Patricia Kenworthy Nuckols (June 21, 1921 – January 17, 2022) was an American field hockey player and a pilot in the Women Airforce Service Pilots (WASP) during World War II. Prior to her marriage in 1948, she was known by her maiden name, Patricia Kenworthy.

==WASP service==
Kenworthy enlisted in the WASP program during World War II despite falling short of the requirement that pilots have a height of 5 ft 2 in. She managed to pass muster by "standing up exceedingly straight and generally brazening it out." She claimed to be five feet two-and-a-half inches and, training in the back seat of a Steerman, she used three pillows to see over the training pilot in the front seat. She was one of 1,800 women who were accepted into the WASP program. She was assigned to the Blytheville Army Air Field.

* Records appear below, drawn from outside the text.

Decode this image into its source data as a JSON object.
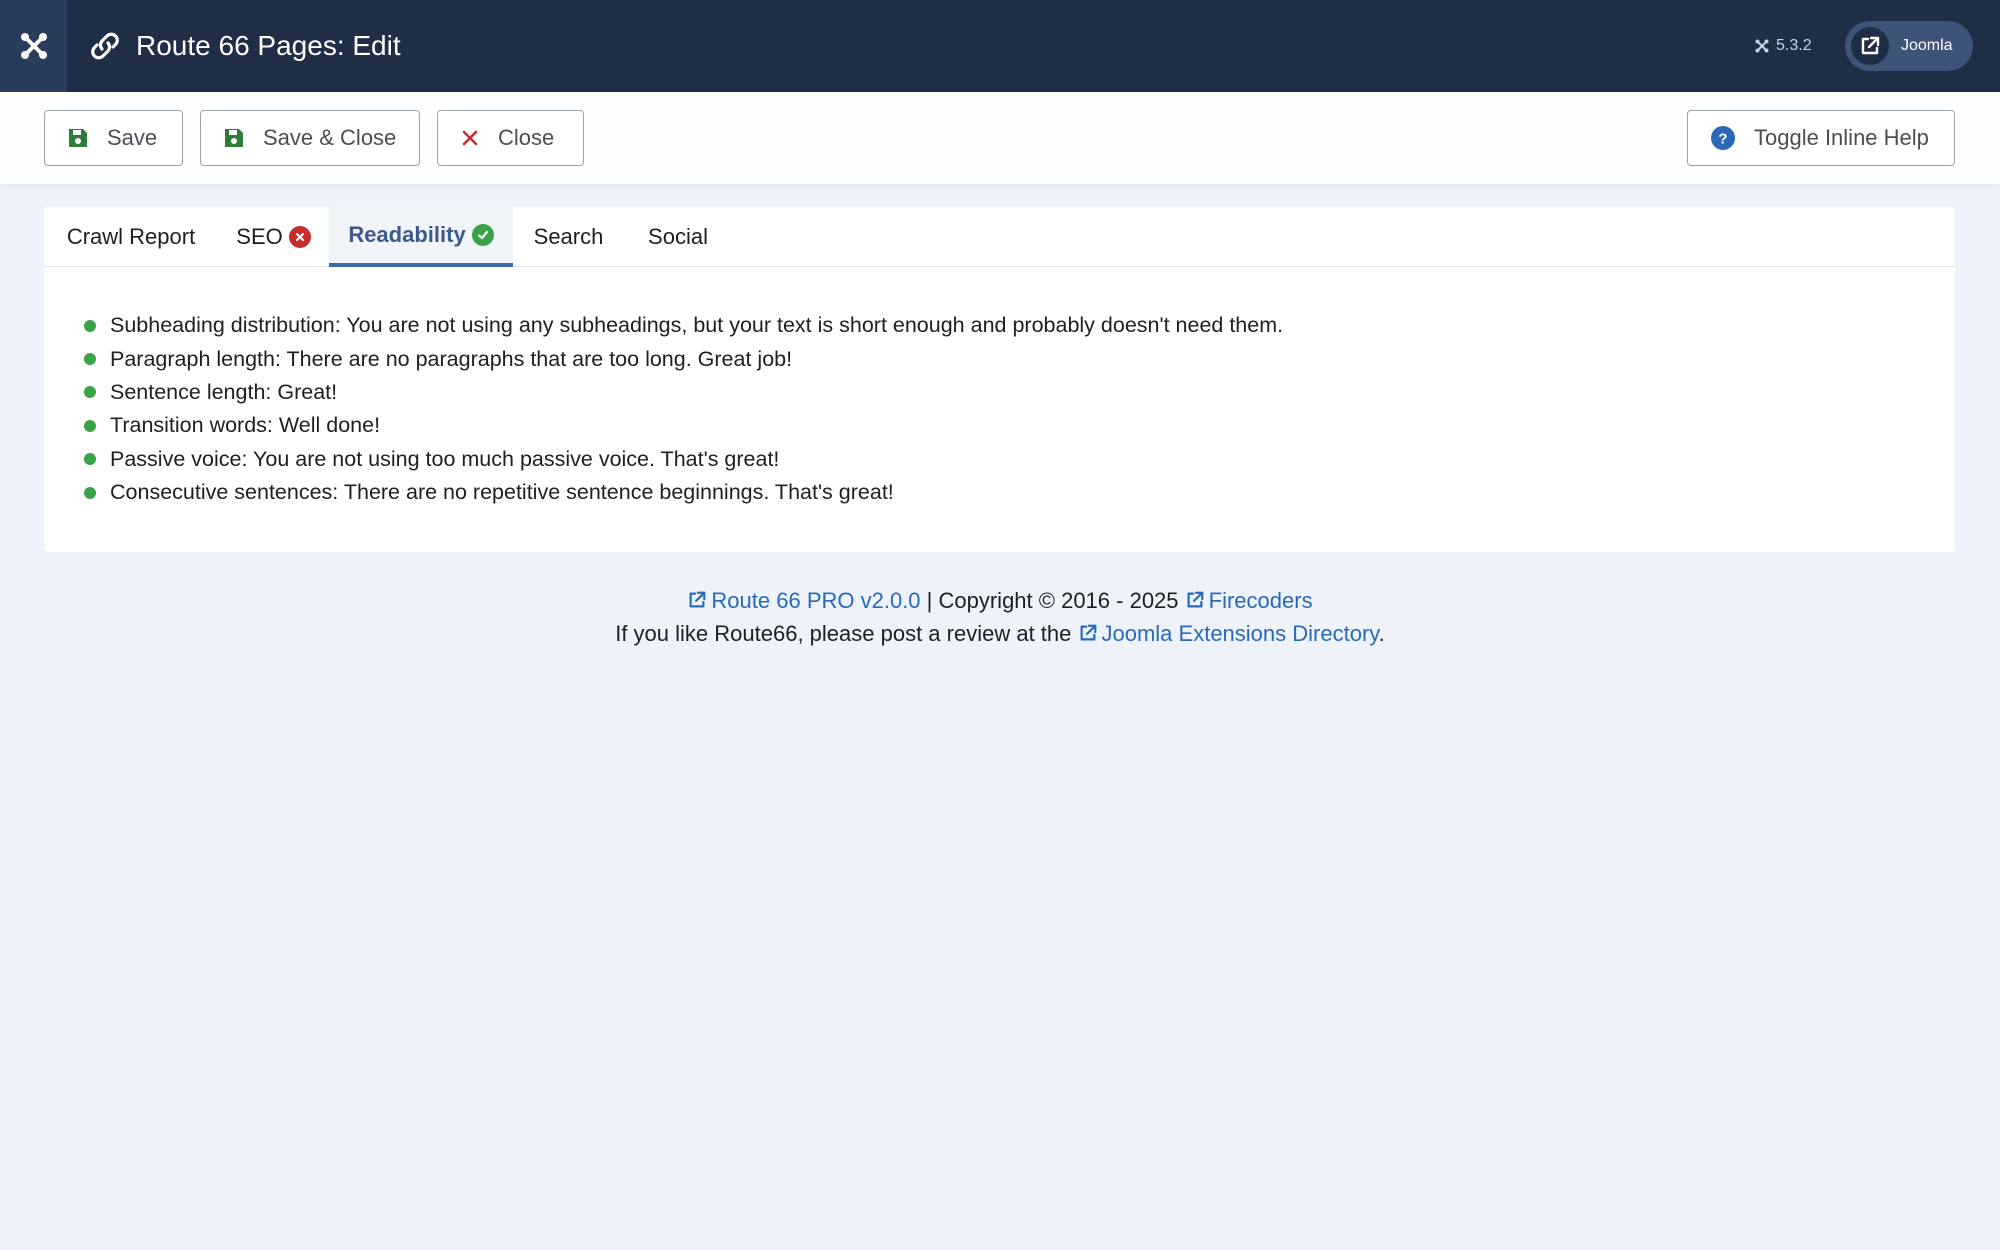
{
  "header": {
    "title": "Route 66 Pages: Edit",
    "version": "5.3.2",
    "site_link_label": "Joomla"
  },
  "toolbar": {
    "save_label": "Save",
    "save_close_label": "Save & Close",
    "close_label": "Close",
    "help_label": "Toggle Inline Help"
  },
  "tabs": [
    {
      "label": "Crawl Report"
    },
    {
      "label": "SEO",
      "status": "error"
    },
    {
      "label": "Readability",
      "status": "ok",
      "active": true
    },
    {
      "label": "Search"
    },
    {
      "label": "Social"
    }
  ],
  "readability": {
    "items": [
      "Subheading distribution: You are not using any subheadings, but your text is short enough and probably doesn't need them.",
      "Paragraph length: There are no paragraphs that are too long. Great job!",
      "Sentence length: Great!",
      "Transition words: Well done!",
      "Passive voice: You are not using too much passive voice. That's great!",
      "Consecutive sentences: There are no repetitive sentence beginnings. That's great!"
    ]
  },
  "footer": {
    "product_link": "Route 66 PRO v2.0.0",
    "copyright": "| Copyright © 2016 - 2025",
    "company_link": "Firecoders",
    "review_text": "If you like Route66, please post a review at the",
    "jed_link": "Joomla Extensions Directory",
    "period": "."
  },
  "colors": {
    "header_bg": "#1f2d47",
    "accent": "#3d6aa8",
    "success": "#3aa34a",
    "danger": "#c62d2d",
    "link": "#2a69b8",
    "page_bg": "#eef3fb"
  }
}
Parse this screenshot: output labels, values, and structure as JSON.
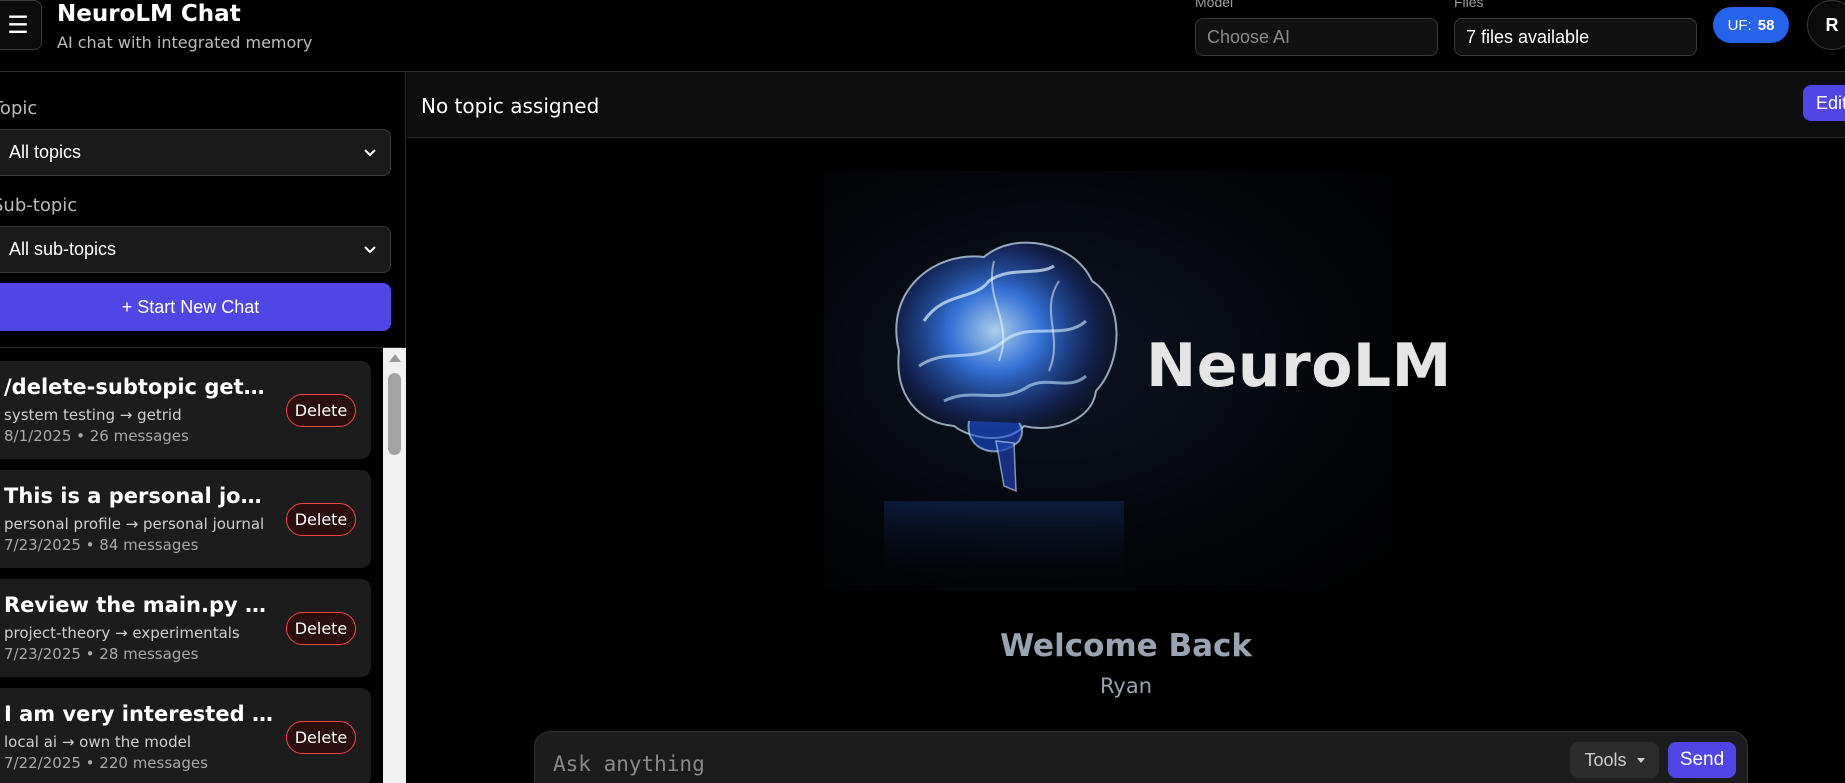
{
  "header": {
    "menu_glyph": "☰",
    "title": "NeuroLM Chat",
    "subtitle": "AI chat with integrated memory",
    "model": {
      "label": "Model",
      "placeholder": "Choose AI"
    },
    "files": {
      "label": "Files",
      "value": "7 files available"
    },
    "uf_badge": {
      "label": "UF:",
      "count": "58"
    },
    "avatar_initial": "R"
  },
  "sidebar": {
    "topic": {
      "label": "Topic",
      "selected": "All topics"
    },
    "subtopic": {
      "label": "Sub-topic",
      "selected": "All sub-topics"
    },
    "new_chat_label": "+ Start New Chat",
    "chats": [
      {
        "title": "/delete-subtopic getrid",
        "path": "system testing → getrid",
        "meta": "8/1/2025 • 26 messages",
        "delete_label": "Delete"
      },
      {
        "title": "This is a personal journal c...",
        "path": "personal profile → personal journal",
        "meta": "7/23/2025 • 84 messages",
        "delete_label": "Delete"
      },
      {
        "title": "Review the main.py file an...",
        "path": "project-theory → experimentals",
        "meta": "7/23/2025 • 28 messages",
        "delete_label": "Delete"
      },
      {
        "title": "I am very interested in ow...",
        "path": "local ai → own the model",
        "meta": "7/22/2025 • 220 messages",
        "delete_label": "Delete"
      }
    ]
  },
  "main": {
    "topic_status": "No topic assigned",
    "edit_label": "Edit",
    "hero_brand": "NeuroLM",
    "welcome_title": "Welcome Back",
    "welcome_name": "Ryan",
    "composer": {
      "placeholder": "Ask anything",
      "tools_label": "Tools",
      "send_label": "Send"
    }
  },
  "colors": {
    "accent": "#4f46e5",
    "badge_blue": "#2563eb",
    "delete_red": "#ef4444"
  }
}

The WASP pilots were not recognized as military pilots until the 1970s. In 2010, Nuckols and approximately 200 other WASP pilots received the Congressional Gold Medal for their wartime service. The Vermont Legislature also passed a resolution honoring Nuckols for "her extraordinary military service as a World War II flying WASP."

==Field hockey player==
Kenworthy was also a star field hockey player. In November 1940, she was selected as a first-team left back on the All-America women's field hockey team. She was also selected as a reserve player on the 1939 All-America team and as a first-team All-American in 1941.

She resumed playing field hockey as a center halfback after the war and traveled to Europe in 1948 as part of the U.S. national team. In 1988, she became one of the charter inductees into the USA Field Hockey Hall of Fame.

==Personal life==
Kenworthy Nuckols was born on June 21, 1921, in Philadelphia, Pennsylvania. She was married in 1948 to E. Marshall Nuckols, who became a senior executive at Campbell Soup Company. She died in Manchester, Vermont, on January 17, 2022, at the age of 100.